Here's the interesting part: When I look around the classroom at who's performing near the bottom or who's having trouble paying attention, it's still the same kids who were held back from pre-school. So maybe it was a good thing that they were held back, as they'd be having even more trouble? Or maybe they're just bigger?

Kids are very aware at this age of who's been held back or who is older for "whatever reason". It's not a status thing to be the biggest kid when everyone knows your b-day, quite the opposite.
 
padams said:
It's common in the private schools in Atlanta for kids, especially boys, to be held back. Everyone I know has done it to give their kids an advantage in academics and sports. The cutoff date is Sept. 1. I know parents with kids with Feb. birthdays trying to hold their kids back.

My 4th grader DS has a Dec. birthday and is the 4th youngest in his class. The youngest child in the class turned 10 last week. Of the 18 kids in his class, 2/3 have been held back. My younger son has an Oct. bday (one month after the cutoff date!!) and is the 2nd youngest in his class! :eek:

It's frustrating for me as a parent to have my children compared academically and athletically to children who should be in the grade ahead.

When I was a child, it was humiliating to be held back. It was a sign of failure. Now, it's considered a good thing. :confused: I can't imagine telling my child that he isn't smart enough to go to kindergarten on time, or that he needs to repeat a grade. What message does it send a child to hold them back?

since our kids were never taught (and we never ascribed) to an individual achievement or "right to do" something just happening because they were a certain age they never had the mindset that their starting kindergarten at 6 vs. 5 was any type of issue.

i would question anyone that (for any circumstance) told a child the reason they would not attend kindergarten was because "he is'nt smart enough" or equating a negative conotation to being held back.

as parents and educators have become more aware and attuned to addressing an individual child's needs educationaly and emotionaly they have come to realize that an arbitrary age criteria for school attendance or grade assignment should never be put before the child's needs.
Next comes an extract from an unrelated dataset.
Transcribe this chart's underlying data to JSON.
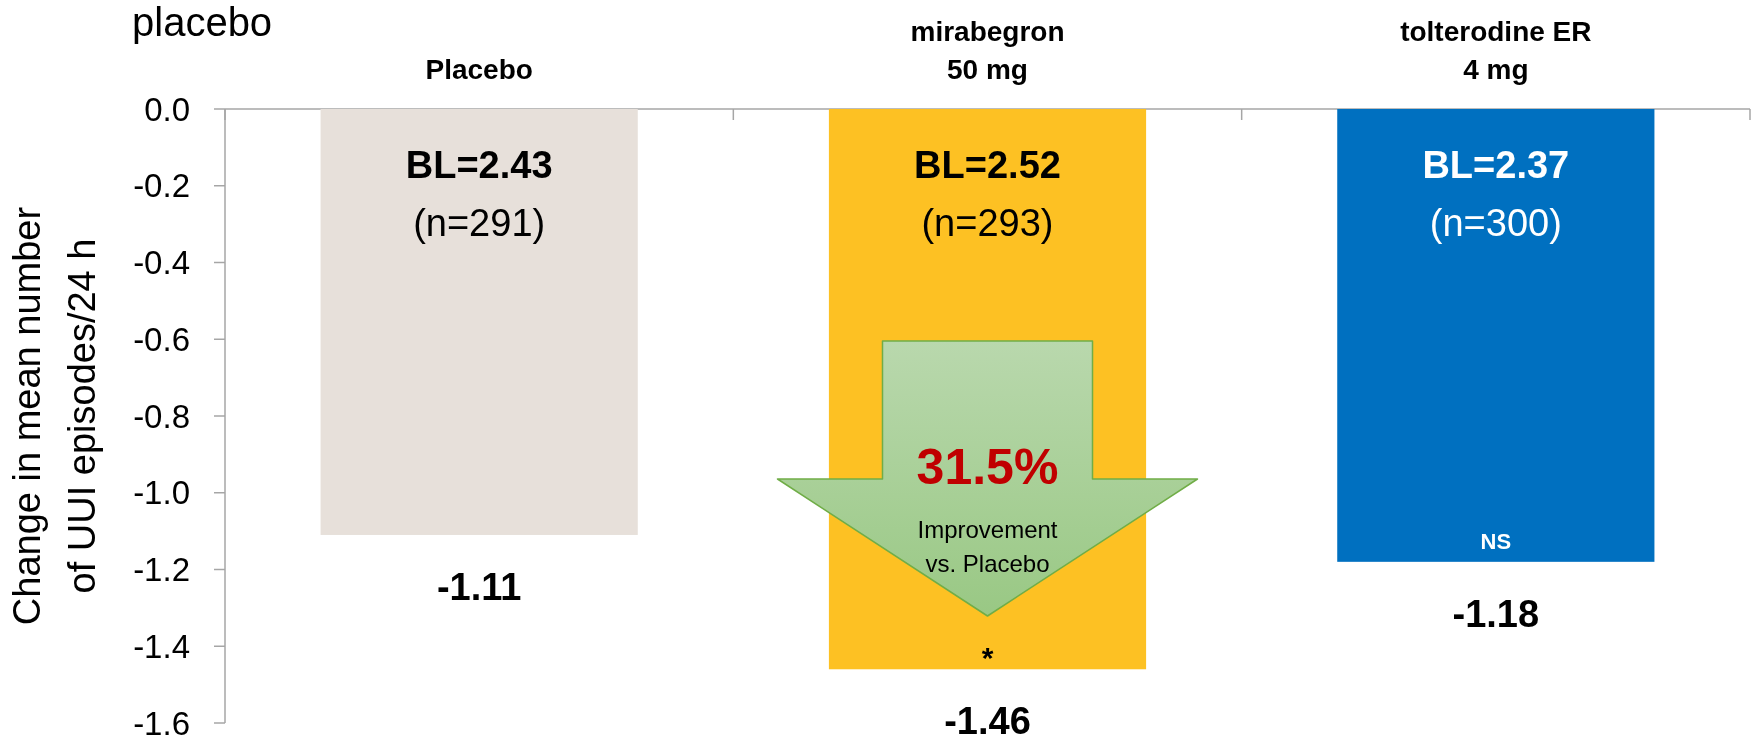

and, as a bit of history-kindergarten was originaly intended and developed as a program for ages 3-6, the goal being to "gently lead a young child over the threshhold of learning" with emphasis on the "mental, physical and spiritual" development of the child. children were to learn by doing a task, idealy through play. it was never intended to be the classroom desk, workbook, homework, achieve x skill by day x that is has become today. while some public schools offered kindergarten decades ago there was a big shift re. increased numbers of kids attending when women were called into the work force (ww2) and ultimatly it became more acceptable (or necessary) for women to work outside the home. EARLY preschool has now replaced what kindergarten set out to be.
 
Skatermom23 said:
Not to nit pit...but the majority of older kids will turn 19 AFTER graduation. Most of the held back kids have birthdays from June-December. So your young 17 year old may be with an 18 year old. The only 19 year olds will be those rare situations of Spring birthdays and it has been my observation that there are usually good reasons, that may be none of our business, for that situation...
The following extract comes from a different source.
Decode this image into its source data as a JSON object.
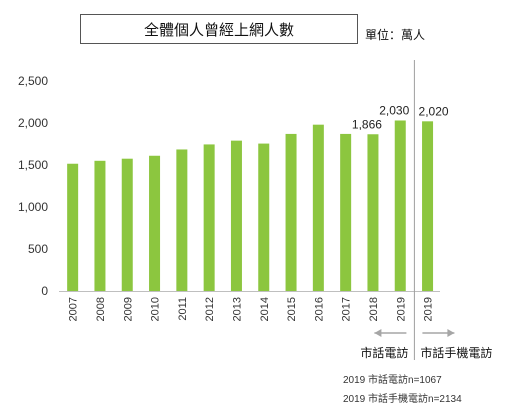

What do you live in my subdivision and know these kids? Maybe in YOUR area June-Dec kids are the only ones being held back but in our area that isn't the case. My ds is in 4-year old preschool, he has 2 birthday party invited for Jan one is for a kid turning 5 and the other is turning 6. In his class he has several kids who will turn 6 BEFORE he turns 5 and are also going to kindergarden next year.

While I admit to be overly passionate about the subject you seem to be trying to justify it at any cost.